Lord Browne of Ladyton Excerpts
Thursday 16th September 2021

(2 years, 7 months ago)

Lords Chamber
Read Full debate Read Hansard Text Read Debate Ministerial Extracts
Lord Browne of Ladyton Portrait Lord Browne of Ladyton (Lab)
- Hansard - -

My Lords, it is a genuine pleasure to follow the right reverend Prelate. I commend him for reminding us how important it is to consider first those at the bottom of the pay scale; I thank him for that.

I congratulate my noble friend Lady Blackstone and thank her for instituting and introducing this important debate on the role of behaviour change and the case for a public engagement strategy in helping us to reach net-zero carbon emissions by 2050. She made an excellent and comprehensive speech, which has already been commended.
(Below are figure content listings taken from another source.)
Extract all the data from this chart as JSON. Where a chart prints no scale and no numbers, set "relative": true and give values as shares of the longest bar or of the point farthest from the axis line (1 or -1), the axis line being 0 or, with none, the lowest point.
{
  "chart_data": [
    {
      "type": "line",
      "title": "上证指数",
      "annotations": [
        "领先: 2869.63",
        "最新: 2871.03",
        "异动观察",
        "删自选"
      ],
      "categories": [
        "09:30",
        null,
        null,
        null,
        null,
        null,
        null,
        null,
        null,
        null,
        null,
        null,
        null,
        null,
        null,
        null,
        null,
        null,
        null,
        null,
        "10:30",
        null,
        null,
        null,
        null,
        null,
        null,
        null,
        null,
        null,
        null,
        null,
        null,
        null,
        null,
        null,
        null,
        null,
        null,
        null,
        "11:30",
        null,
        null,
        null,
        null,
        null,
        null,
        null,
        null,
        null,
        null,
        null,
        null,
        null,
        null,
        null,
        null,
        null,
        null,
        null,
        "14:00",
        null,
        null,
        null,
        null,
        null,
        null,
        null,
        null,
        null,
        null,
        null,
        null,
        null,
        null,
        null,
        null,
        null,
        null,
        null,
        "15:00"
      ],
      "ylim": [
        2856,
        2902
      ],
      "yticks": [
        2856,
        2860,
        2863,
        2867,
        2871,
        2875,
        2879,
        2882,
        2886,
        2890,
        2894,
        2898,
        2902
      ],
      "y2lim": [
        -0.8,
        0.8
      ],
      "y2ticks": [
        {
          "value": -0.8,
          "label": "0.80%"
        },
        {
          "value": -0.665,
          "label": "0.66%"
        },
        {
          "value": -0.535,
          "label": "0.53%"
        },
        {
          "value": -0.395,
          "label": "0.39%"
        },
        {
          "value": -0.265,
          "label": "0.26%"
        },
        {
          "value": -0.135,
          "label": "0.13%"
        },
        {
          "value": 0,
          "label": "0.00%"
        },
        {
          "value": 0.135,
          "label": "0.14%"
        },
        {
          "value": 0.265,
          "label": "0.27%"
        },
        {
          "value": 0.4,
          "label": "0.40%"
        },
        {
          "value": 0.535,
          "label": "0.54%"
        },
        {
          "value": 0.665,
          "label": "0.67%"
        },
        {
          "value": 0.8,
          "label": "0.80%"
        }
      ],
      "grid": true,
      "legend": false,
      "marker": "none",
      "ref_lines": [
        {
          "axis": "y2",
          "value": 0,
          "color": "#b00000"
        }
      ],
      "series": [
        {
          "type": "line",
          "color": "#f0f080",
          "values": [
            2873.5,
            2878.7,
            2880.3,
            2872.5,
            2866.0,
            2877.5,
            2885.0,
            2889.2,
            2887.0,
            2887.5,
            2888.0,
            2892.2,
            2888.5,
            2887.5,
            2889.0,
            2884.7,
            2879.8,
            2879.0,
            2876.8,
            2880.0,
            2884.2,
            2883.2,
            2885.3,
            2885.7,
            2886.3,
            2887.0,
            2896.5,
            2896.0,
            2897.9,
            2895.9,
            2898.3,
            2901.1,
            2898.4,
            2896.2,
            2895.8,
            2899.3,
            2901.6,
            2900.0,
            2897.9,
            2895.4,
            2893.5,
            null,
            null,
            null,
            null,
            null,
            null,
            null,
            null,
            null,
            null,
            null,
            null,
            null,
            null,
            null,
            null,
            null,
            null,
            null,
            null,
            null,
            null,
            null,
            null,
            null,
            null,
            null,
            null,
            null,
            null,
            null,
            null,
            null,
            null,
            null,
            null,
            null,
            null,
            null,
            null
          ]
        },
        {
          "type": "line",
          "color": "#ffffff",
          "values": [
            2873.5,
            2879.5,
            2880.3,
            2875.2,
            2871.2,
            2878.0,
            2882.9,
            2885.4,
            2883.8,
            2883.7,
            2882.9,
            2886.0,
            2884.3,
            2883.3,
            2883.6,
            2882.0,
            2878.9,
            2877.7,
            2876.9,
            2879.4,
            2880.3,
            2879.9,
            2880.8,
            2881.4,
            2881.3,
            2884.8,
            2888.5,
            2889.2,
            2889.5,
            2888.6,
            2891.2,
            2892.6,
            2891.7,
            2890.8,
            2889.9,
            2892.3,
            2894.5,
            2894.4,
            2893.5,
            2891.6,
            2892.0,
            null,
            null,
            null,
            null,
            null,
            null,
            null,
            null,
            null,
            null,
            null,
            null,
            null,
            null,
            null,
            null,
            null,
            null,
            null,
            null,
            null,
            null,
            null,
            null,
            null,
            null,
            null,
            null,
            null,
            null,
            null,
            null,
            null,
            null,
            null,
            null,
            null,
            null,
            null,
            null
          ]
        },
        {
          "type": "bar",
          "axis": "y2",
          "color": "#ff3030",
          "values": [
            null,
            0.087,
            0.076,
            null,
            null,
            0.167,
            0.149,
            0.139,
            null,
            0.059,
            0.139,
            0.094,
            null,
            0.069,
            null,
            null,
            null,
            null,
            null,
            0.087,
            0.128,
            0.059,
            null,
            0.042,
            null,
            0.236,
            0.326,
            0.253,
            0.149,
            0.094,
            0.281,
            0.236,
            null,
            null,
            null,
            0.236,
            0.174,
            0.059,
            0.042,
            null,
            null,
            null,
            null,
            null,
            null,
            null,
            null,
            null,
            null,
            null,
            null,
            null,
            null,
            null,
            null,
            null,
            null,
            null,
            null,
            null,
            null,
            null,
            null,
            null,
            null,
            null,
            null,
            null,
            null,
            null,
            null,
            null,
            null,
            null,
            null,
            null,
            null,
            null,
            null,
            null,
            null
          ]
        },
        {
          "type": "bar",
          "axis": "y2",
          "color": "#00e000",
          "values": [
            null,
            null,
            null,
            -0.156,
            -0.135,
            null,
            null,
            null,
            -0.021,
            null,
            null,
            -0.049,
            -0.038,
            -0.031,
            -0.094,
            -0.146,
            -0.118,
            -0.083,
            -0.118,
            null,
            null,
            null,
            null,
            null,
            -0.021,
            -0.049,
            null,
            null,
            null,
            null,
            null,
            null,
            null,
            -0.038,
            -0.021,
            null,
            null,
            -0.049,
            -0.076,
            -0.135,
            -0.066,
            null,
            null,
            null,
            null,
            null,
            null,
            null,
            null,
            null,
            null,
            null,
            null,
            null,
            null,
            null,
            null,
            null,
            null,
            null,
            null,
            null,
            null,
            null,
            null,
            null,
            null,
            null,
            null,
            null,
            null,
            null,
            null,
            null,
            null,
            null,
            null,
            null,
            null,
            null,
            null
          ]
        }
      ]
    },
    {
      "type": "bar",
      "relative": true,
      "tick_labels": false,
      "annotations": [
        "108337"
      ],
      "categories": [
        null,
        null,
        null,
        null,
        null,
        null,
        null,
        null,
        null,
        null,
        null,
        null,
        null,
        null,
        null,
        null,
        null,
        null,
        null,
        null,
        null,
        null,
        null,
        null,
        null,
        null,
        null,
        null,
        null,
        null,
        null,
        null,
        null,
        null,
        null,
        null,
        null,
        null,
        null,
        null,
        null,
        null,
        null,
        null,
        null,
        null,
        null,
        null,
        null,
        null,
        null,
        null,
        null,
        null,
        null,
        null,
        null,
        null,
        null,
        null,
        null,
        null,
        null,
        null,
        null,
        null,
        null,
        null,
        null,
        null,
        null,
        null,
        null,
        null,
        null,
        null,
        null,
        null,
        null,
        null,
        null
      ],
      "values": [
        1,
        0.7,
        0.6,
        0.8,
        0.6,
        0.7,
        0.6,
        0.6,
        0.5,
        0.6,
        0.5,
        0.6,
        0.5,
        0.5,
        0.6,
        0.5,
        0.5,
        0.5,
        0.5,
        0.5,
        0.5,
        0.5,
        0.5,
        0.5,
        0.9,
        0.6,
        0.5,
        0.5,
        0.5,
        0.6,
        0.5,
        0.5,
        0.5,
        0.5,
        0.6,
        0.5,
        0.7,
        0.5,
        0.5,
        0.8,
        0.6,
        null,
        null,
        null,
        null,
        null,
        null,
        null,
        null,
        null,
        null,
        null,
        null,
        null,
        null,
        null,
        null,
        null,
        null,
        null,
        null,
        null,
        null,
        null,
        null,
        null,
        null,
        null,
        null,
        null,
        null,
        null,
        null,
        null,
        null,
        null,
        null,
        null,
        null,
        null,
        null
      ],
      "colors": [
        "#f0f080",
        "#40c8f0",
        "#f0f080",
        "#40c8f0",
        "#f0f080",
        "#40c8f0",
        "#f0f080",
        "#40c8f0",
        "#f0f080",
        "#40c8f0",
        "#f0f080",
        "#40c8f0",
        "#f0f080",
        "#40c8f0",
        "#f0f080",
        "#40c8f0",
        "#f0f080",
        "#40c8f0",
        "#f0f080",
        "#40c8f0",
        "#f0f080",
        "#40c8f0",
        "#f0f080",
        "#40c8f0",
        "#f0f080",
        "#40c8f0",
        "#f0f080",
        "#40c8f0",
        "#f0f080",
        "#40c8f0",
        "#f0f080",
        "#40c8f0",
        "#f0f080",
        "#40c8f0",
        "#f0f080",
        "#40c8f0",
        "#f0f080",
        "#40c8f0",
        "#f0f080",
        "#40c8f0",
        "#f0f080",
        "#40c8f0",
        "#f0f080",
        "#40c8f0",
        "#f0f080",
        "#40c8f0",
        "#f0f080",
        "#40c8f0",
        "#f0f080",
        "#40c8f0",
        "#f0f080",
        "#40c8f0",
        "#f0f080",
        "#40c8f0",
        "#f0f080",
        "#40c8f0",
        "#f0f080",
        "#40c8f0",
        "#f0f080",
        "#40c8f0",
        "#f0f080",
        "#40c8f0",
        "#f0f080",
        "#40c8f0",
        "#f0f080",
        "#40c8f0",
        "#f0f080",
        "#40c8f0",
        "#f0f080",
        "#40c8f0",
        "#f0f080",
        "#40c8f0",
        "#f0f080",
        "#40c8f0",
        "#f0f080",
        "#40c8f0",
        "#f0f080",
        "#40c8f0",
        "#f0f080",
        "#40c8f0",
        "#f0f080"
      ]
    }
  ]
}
I hope the Minister will respond positively to it, as she asked him to do.

I thank all the organisations that have circulated briefing papers to speakers and more broadly. They are all of value and, like the excellent Library and Peers for the Planet briefings, have increased my knowledge and contributed to our debate even before a word had been spoken in the Chamber. On that point, let me take just a few seconds to repeat a suggestion that I have made twice before in the context of debates in your Lordship’s House.

I cannot do justice to any of the briefings—I have no intention of going through the many proposals they suggest; we can all read them for ourselves—but they contain many good points and, as the focus of this debate is on public engagement, I ask again: can we not open a web-based portal for every debate, or at least some, which would allow people who wish to engage with us to post their briefings in real time and have them preserved with the official record of the debate, and would expand the debate out into society? It would create a much more inclusive context for our work and allow us a significant amount of outreach too, given that we are constantly seeking ways to make our deliberations more relevant to a wider audience.

According to the CCC report, three-fifths of the measures required to get to net-zero emissions will require at least some degree of behavioural and social change. However, as Lorraine Whitmarsh, professor of environmental psychology at the University of Bath, commented:

“But this only factors in changes in consumer behaviour, such as switching from petrol to electric cars, or gas boilers to heat pumps.”


The list is endless; it has already been covered substantially in contributions. She continued:

“This is a very narrow definition of behavioural and social change. People are not only consumers—they are citizens, parents, members of communities, employees, employers and political actors.”


I add to that that people are company directors, politicians and Ministers. One view is that the truth may be that all the measures required to get to net zero depend on behavioural change by people.

As I have already said, I cannot do justice to any or all of the briefings I received, but for the rest of what I am going to say I will concentrate on the issue of trust, because that is about our behaviour—not just that of Ministers but of parliamentarians. I was struck by the last bullet point in the Climate Outreach briefing I received, which says:

“The public takes strong cues from government action so policies and government spokespeople”—


I would add parliamentarians—

“need to be seen as being in tune with the action being asked of individuals.”

The heading that it gives is that the Government needs to be in step.

Regrettably, at a micro level the Government, and probably many of us, have recently had problems in this area. The sight of a Cabinet—at which there were at least 27 senior members of the Government sitting close together around a table without face masks—agreeing that a key message to deliver to the people is to wear a mask in crowded settings was not helpful, nor is the regular drumbeat we have of Ministers and others being embarrassed by being asked simple questions such as, “What sort of car do you drive?” This is really important, and all of it is very good fun at this level, but at the macro level there is an important issue. If people are to be persuaded to change their personal behaviours, Governments, leaders and we must inspire confidence that we are tackling the larger and more difficult challenges—and we are comprehensively failing to do that. We regularly say that the Government’s primary responsibility is their duty to protect citizens. We have to be really careful that asking individual citizens to bear the burden of a substantial share of global warming does not reverse that relationship, moving responsibility from the protectors to those who should be protected. Part of the public engagement strategy must be empowering citizens to hold their Governments to account for their responsibilities, first and foremost.

A relatively recent report from the Carbon Disclosure Project—now known as the CDP—found that just 100 companies were responsible for 71% of global emissions since 1988 and that a mere 25 corporations and state-owned entities were responsible for more than half of global emissions. Mostly these are fossil fuel companies, and China is responsible for a disproportionately large share of global greenhouse gas emissions due to its coal production and consumption. A few countries and companies are responsible for so much of global greenhouse gas emissions that our first response should be, at business and government level, to ensure that people take responsibility for curbing industrial emissions. That should be our priority.

This is not to say that individuals cannot do things. They can, of course: we have heard about them and there are lists of them. Every contribution helps, but we must be careful not to get to the point where these failings are considered morally blameworthy. In particular, individuals living in poor countries who have contributed almost nothing to climate change deserve the most support and the least guilt.

I repeat that the most effective change in behaviour will be to empower citizens to hold those who are responsible for climate change accountable for their actions. That is why a successful COP 26 is so crucial. Unfortunately, I am not very confident that it will deliver.